Shanghai, April 2, 2009.- For the past decades, one of the most important components of the relationship of Mexico with the international economy has been its policy of attracting foreign investment from developed countries.

Foreign investment has been for Mexico what it has been for other developing countries: an opportunity to bridge the technological gap with the developed world as well as a source of employment and economic growth. Even though Mexico has been open to any kind of foreign investment, what Mexico has got in more quantity is not the kind of investment to create the most technologically advanced industries. American automakers came to Mexico when the automotive industry in the world was already mature; aerospace industry has recently come to Mexico, when this is not either a new industry. The same is true in the case of electric appliances, retailing, machinery, etc.

No doubt that foreign investment has had in the development of Mexico a very positive impact. It has created jobs and it has given the country an opportunity to catch with the world and form a skilled work force. However, this pattern of attracting investment in relatively old industries is one of the reasons Mexico has never been technologically ahead. For decades, Mexico enjoyed the boom of the car consumption in the US but precisely for this reason now is suffering the crisis of the automotive industry in the US.

I believe that now Mexico has a historical opportunity to change that pattern and make a virtue of a liability. Now that the world needs, as Thomas Friedman argues, a green code in order to cope with a hot, flat and crowded world, there is a historical opportunity for Mexico to put in place a green code of its own.

Since the United States is for Mexico its main source of foreign investment and its main export market, it will be for Mexico very visionary to take a step ahead of the United States, becoming a new neighbor that supplies no fantasy drugs but cheap green technology products and solutions. If this green Mexican code is pursued as a national goal, before than other competitors such as Central America, China and Canada, this will be for Mexico its most visionary project.

The world is experiencing now in this spring of 2009 a very serious crisis. The threats go beyond the troubles of the economy. In the past, every time societies experienced the turn of centuries, there were always people that feared the end of the world. We are just starting a new millennium but the problems of the world are so complex (especially those related to the environment, the energy crisis and the climate change) that fearing that the world is going to end is just understandable..

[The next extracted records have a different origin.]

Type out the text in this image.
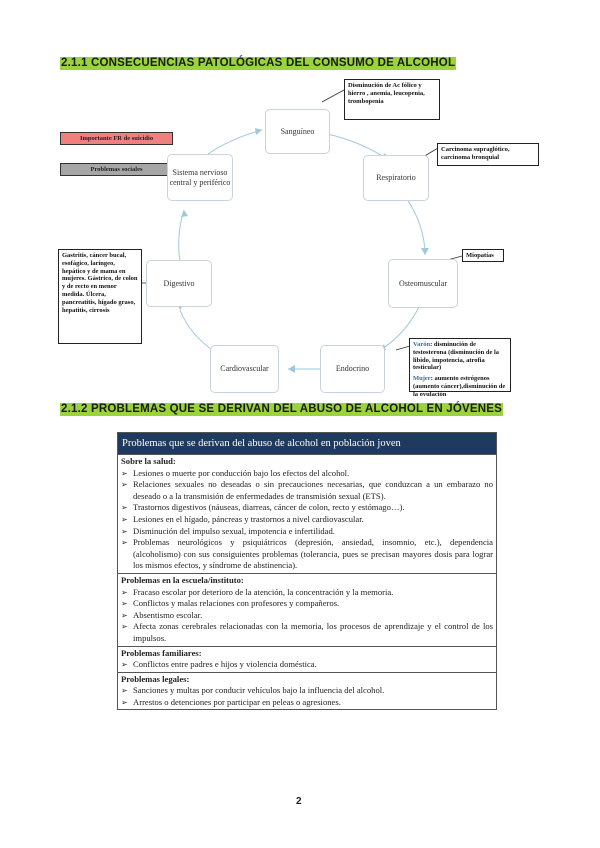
2.1.1 CONSECUENCIAS PATOLÓGICAS DEL CONSUMO DE ALCOHOL
Importante FR de suicidio
Problemas sociales
Sanguíneo
Respiratorio
Osteomuscular
Endocrino
Cardiovascular
Digestivo
Sistema nervioso central y periférico
Disminución de Ac fólico y hierro , anemia, leucopenia, trombopenia
Carcinoma supraglótico, carcinoma bronquial
Miopatías
Gastritis, cáncer bucal, esofágico, laríngeo, hepático y de mama en mujeres. Gástrico, de colon y de recto en menor medida. Úlcera, pancreatitis, hígado graso, hepatitis, cirrosis
Varón: disminución de testosterona (disminución de la libido, impotencia, atrofia testicular)
Mujer: aumento estrógenos (aumento cáncer),disminución de la ovulación
2.1.2 PROBLEMAS QUE SE DERIVAN DEL ABUSO DE ALCOHOL EN JÓVENES
Problemas que se derivan del abuso de alcohol en población joven
Sobre la salud:
➢ Lesiones o muerte por conducción bajo los efectos del alcohol.
➢ Relaciones sexuales no deseadas o sin precauciones necesarias, que conduzcan a un embarazo no deseado o a la transmisión de enfermedades de transmisión sexual (ETS).
➢ Trastornos digestivos (náuseas, diarreas, cáncer de colon, recto y estómago…).
➢ Lesiones en el hígado, páncreas y trastornos a nivel cardiovascular.
➢ Disminución del impulso sexual, impotencia e infertilidad.
➢ Problemas neurológicos y psiquiátricos (depresión, ansiedad, insomnio, etc.), dependencia (alcoholismo) con sus consiguientes problemas (tolerancia, pues se precisan mayores dosis para lograr los mismos efectos, y síndrome de abstinencia).
Problemas en la escuela/instituto:
➢ Fracaso escolar por deterioro de la atención, la concentración y la memoria.
➢ Conflictos y malas relaciones con profesores y compañeros.
➢ Absentismo escolar.
➢ Afecta zonas cerebrales relacionadas con la memoria, los procesos de aprendizaje y el control de los impulsos.
Problemas familiares:
➢ Conflictos entre padres e hijos y violencia doméstica.
Problemas legales:
➢ Sanciones y multas por conducir vehículos bajo la influencia del alcohol.
➢ Arrestos o detenciones por participar en peleas o agresiones.
2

The transformations in progress are bound to give birth to a new world, where the cars are not going to be gas powered, where people are not going to work in offices anymore but at home and where newspapers are no longer be printed in paper. A new world is in construction and still for a very long time, the United States, Mexico’s largest partner, is going to be the source and the market for all those transformations.

So, why not envisioning a Mexico that takes the wave of the future and that prepares it self for becoming a leading exporter and supplier of electric cars, electronic paper, new batteries and home-office furniture, just to name few examples? I don’t need to elaborate more on the benefits that this turn will bring to Mexico: better environment, better jobs, value added exports, technology, education and prosperity. I believe this can be a master plan for Mexico.

As I write this lines, Danish (Vestas), German (Solarworld), Japanese (Honda) and Spanish (Gamesa) corporations, just to name only few examples (fortune.com/greenbiz), are lining to invest in the US in order to tap on all the new necessities of the consumers of the future. Why we don’t make Mexico a choice for all those companies? Why don’t we change our focus and instead of stay stuck to the old pattern of attracting gas powered cars or flat screen TVs, we don’t try to attract all the green investment of the future?

If we decide to take that path, it will be essential we reorient our external antennas in the world as well as to reform our foreign policy. It will be crucial also adapting our education system to these expected transformations.

My idea is that we better reinforce our presence in all those regions and international forums where the leaders of green technologies are. If you ask me, I will say that we should send more people to study to Sweden, to Denmark, to Germany; that we should create the best possible conditions for the investment in Mexico of big new green projects, such as turbines, lithium batteries, new materials or for providing new services, such as efficient recycling.

We need also human capital to work and support the new industries. At first glance, it looks like there’s nothing like that in Mexico but that’s not true. For instance, the university I graduated from, UMAM, has recently opened a bachelor in technology and it has two relatively new research institutes: the Center of Research on Energy www.cie.unam.mx and the Center of Research on Environmental Geography www.ciga.unam.mx

Transforming problems into opportunities has always been a key to compete and the most successful countries and organizations are those who have understood this truth. This April 2 2009, the New York Times published a note that exemplifies how China is taking advantage of the present automotive industry crisis to become a leader in the production of electric cars http://www.nytimes.com/2009/04/02/business/global/02electric.html?hp Why don’t Mexico try something similar? Actually, the cooperation with China in these new fields would be a very interesting endeavor of our Mexico’s foreign policy. I would love to see the Ambassador of Mexico, Mr. Jorge Guajardo, get busy trying to make Mexico board the Chinese locomotive instead of only focusing on trying to sell pork meat or tequila to China. On the same toke, it would had been lovely to see last week the President of Mexico, Mr. Felipe Calderon, bring our ambition of having our own green code to Mr. Hillary Clinton instead of only focusing on who is responsible for the recent drug violence.

We can not change history and geography, but now is the moment to be ambitious and visionary enough to take a step ahead of America and shape our future. A Mexico transformed by a new green code is the Mexico of the future that I can't wait to see.